Diagnostic Evaluation
The diagnosis of MS begins with a thorough history and examination. Patients often present with what appears to be a single episode of neurologic dysfunction, but upon further questioning recall earlier episodes of seemingly unrelated neurologic symptoms that may in fact represent prior lesions. It is important to inquire specifically about past neurologic symptoms that suggest ON, transverse myelitis, and other typical MS features. On examination, evidence of old optic nerve or other neurologic lesions should be sought.

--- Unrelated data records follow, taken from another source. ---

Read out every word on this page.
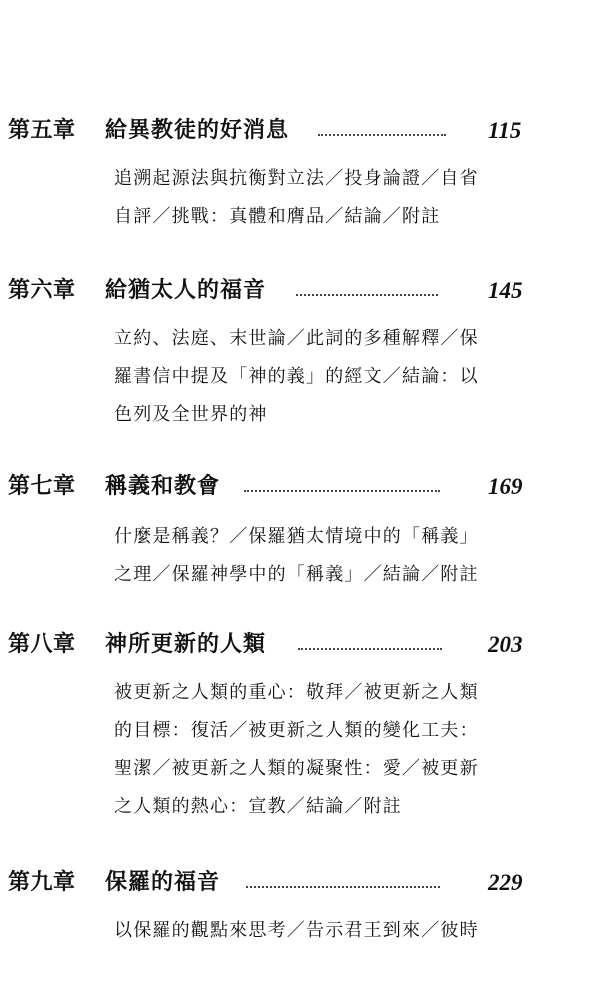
第五章 給異教徒的好消息	115
追溯起源法與抗衡對立法／投身論證／自省
自評／挑戰：真體和膺品／結論／附註
第六章 給猶太人的福音	145
立約、法庭、末世論／此詞的多種解釋／保
羅書信中提及「神的義」的經文／結論：以
色列及全世界的神
第七章 稱義和教會	169
什麼是稱義？／保羅猶太情境中的「稱義」
之理／保羅神學中的「稱義」／結論／附註
第八章 神所更新的人類	203
被更新之人類的重心：敬拜／被更新之人類
的目標：復活／被更新之人類的變化工夫：
聖潔／被更新之人類的凝聚性：愛／被更新
之人類的熱心：宣教／結論／附註
第九章 保羅的福音	229
以保羅的觀點來思考／告示君王到來／彼時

The two most useful laboratory studies are magnetic resonance imaging (MRI) and cerebrospinal fluid (CSF) analysis. On MRI, new MS lesions appear as discrete T2-hyperintense areas in the white matter of the brain or spinal cord (Figs. 20-2 and 20-3). Fluid-attenuated inversion recovery sequences also show these lesions particularly well. Acute lesions may not be evident on T1-weighted images but may enhance with gadolinium. Old, chronic MS lesions may become T1-hypointense, with a “black hole” appearance. MS lesions are most often ovoid in shape and have a predilection for particular areas, including the periventricular white matter, juxtacortical regions, corpus callosum, and cerebellar peduncles. Sagittal images may demonstrate foci of demyelination spreading perpendicularly from the corpus callosum, termed Dawson’s fingers.
FIGURE 20-2. T2-weighted MRI demonstrating multiple periventricular hyperdensities in both A and B (arrows), consistent with a diagnosis of MS. [MRI, magnetic resonance imaging; MS, multiple sclerosis.] (Reproduced with permission from Daffner RH. Clinical Radiology: The Essentials. 3rd ed. Philadelphia, PA: Lippincott Williams & Wilkins; 2007.)
FIGURE 20-3. T2-weighted MRI demonstrating a demyelinating plaque at the C3 level in the cervical spinal cord in a patient with MS. [MRI, magnetic resonance imaging; MS, multiple sclerosis.] (Reproduced with permission from Eisenberg RL. An Atlas of Differential Diagnosis. 4th ed. Philadelphia, PA: Lippincott Williams & Wilkins; 2003.)
The characteristic CSF finding in MS is an elevation in the concentration of oligoclonal bands (OCBs), found in more than 90% of MS patients at some point during the illness. OCBs reflect intrathecal production of IgG antibodies by plasma cell clones. Although highly suggestive of MS, they can also be found in other neurologic disorders. CSF studies during an acute relapse may show a moderate pleocytosis and elevated protein. Calculation of the IgG index, on the basis of relative levels of IgG and albumin in the CSF and serum, can also suggest intrathecal antibody production.
Finally, visual evoked potentials can be used in suspected MS to document evidence of old ON. There is often an increased latency of the P100 wave on the affected side.
KEY POINTS
●The diagnosis of MS begins with a thorough history and examination, particularly directed toward identifying the past episodes of neurologic dysfunction.
●MRI is the best imaging modality to detect both new and old MS lesions.
●The characteristic CSF abnormality is the presence of OCBs.
●Visual evoked potentials may provide evidence of old ON.